All surgeries were performed with mice anesthetized by intraperitoneal injection of a ketamine-xylazine mixture (100 mg/kg and 10 mg/kg, respectively) and secured in a stereotaxic apparatus. As the transparency of the uECoG used in the surgery was visually evident, the researcher was aware of whether the transparent uECoG or the opaque uECoG was being utilized in the experiment. For electrophysiological recordings, a craniotomy was performed on the right skull to expose the parietal cortex for electrode placement (E16-500-5-200; NeuroNexus, MI, USA, PEDOT:PSS 500 nm/Au 8 nm/EDTA/PSS). Two bone screws were inserted into the skull over the cerebellum as reference and ground electrodes. For two-week recordings, Hemospon (Technew, São Paulo, Brazil) moistened with artificial cerebrospinal fluid (ACSF; Tocris Bioscience, Bristol, UK) was placed on top of the electrode. Kwik-Sil and Kwik-Cast (World Precision Instruments, Sarasota, FL, USA) were applied to seal the area. Finally, Super-Bond (Sun Medical Co., Ltd., Shiga, Japan) and dental cement were used to secure and insulate the assembly. For optogenetic experiments, AAV-hSyn-hChR2(H134R)-EYFP was injected into the left cortex and AAV-hSyn-EGFP into the right cortex (bilateral injections of 250 nL each) using a Nanoliter injector system (WPI, Sarasota, FL, USA) at a rate of <0.1 μL/min. After a three-week recovery, electrophysiological recordings with optical stimulation were conducted.

In vivo neural recording

We integrate our transparent neural electrode with flexible PCB (FPCB) by anisotropic conduction film (ACF) bonding following 220 °C of temperature during 30 s in the bonding region (Hitachi chemical/AC-7246LU-18). We integrated the FPCB with a customized PCB, which attached the omnetics 2114 connector to integrate with the Intan recording system (RHS 2116 Stimulation/Recording System). Neural recordings were conducted using the Intan RHS stimulation/recording system (M4016, M4200; Intan Technologies, Los Angeles, CA, USA). Signals were recorded at 25 kHz and filtered with a 0.98 Hz–7.60 kHz band-pass filter and a 60 Hz notch filter. The signal was obtained after at least 30 min of acclimatisation in the recording room. The recorded signal’s power spectra density (PSD) was calculated and displayed by MATLAB.

Optogenetics

For optical stimulation, a 473 nm wavelength laser was used. Light was delivered via an optical fiber (core diameter: 100 µm, NA: 0.22; Doric Lenses, Quebec, Canada) positioned 1 mm above the electrode. The laser was operated using the Intan system, delivering 15 ms light pulses at 2.5 Hz with various power densities.

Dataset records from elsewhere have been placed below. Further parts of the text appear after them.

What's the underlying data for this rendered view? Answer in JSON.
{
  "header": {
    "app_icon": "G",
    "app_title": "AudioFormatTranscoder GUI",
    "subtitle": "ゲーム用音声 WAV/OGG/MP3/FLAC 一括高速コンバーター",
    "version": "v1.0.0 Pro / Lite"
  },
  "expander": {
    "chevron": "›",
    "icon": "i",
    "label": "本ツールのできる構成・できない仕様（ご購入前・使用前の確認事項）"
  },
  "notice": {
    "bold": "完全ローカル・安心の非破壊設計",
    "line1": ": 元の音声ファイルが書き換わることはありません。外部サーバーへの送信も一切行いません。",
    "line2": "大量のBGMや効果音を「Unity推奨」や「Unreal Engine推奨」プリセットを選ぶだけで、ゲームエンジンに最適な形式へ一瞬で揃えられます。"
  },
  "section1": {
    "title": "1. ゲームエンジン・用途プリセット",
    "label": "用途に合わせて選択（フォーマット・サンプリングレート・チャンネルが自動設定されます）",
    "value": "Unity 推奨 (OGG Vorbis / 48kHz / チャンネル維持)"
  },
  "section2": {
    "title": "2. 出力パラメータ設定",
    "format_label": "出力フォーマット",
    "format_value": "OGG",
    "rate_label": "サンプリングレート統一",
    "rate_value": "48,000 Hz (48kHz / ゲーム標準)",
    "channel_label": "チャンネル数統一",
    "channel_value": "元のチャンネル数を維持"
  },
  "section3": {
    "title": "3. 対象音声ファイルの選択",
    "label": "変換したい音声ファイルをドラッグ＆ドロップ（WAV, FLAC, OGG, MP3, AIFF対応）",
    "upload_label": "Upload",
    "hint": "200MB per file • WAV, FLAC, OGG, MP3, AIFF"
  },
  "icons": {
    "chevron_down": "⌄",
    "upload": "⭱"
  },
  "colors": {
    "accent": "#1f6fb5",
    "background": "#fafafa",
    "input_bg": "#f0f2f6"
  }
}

Immunohistochemistry and confocal microscopy

After all experimental sessions, mice were perfused intracardially with 4% paraformaldehyde and post-fixed overnight at 4 °C. Brains were then dehydrated in 30% sucrose in phosphate-buffered saline (PBS) for 2 days at 4 °C, embedded in optimal cutting temperature compound (Scigen, Paramount, CA, USA), and frozen at −80 °C. Coronal sections (20 µm thick) were obtained with a Leica CM3050 S cryostat (Leica Microsystems, Wetzlar, Germany). Primary antibodies used included mouse anti-GFAP (3670 S, 1:200, Cell Signaling Technology, Danvers, MA, USA) and rabbit anti-IbaI (019-19741, 1:1000, Wako Chemicals USA, Inc., Richmond, VA, USA). Secondary antibodies were Alexa 488 donkey anti-rabbit (711-545-152, 1:1000) and Cy3 donkey anti-mouse (715-165-150, 1:1000) from Jackson ImmunoResearch Laboratories (West Grove, PA, USA). DAPI (Sigma-Aldrich, St. Louis, MO, USA) was used for nuclear counterstaining, and images were captured on a Nikon C2+ confocal microscope (Nikon, Tokyo, Japan).

Photoelectric artifact characterization

We pre-performed power calibration of various laser knobs with an optical power meter (Cohernet/pm10) for the 473 nm and 580 nm wavelength (Shanghai Laser/ORS-1) lasers, respectively. For the characterization of photoelectric artifact in PBS solution, we placed a fiber-type laser with a wavelength of 473 nm at a distance of 6 mm from the transparent/opaque electrode and then irradiated the laser. The diameter of the laser spot was 3 mm. The turn on/off (20 ms/80 ms) of the laser was controlled by TTL pulses generated from a multichannel recording system. For the characterization of photoelectric artifacts during in vivo brain signal recording, the laser was operated using the Intan system, delivering 15 ms light pulses at 2.5 Hz repeated modulation.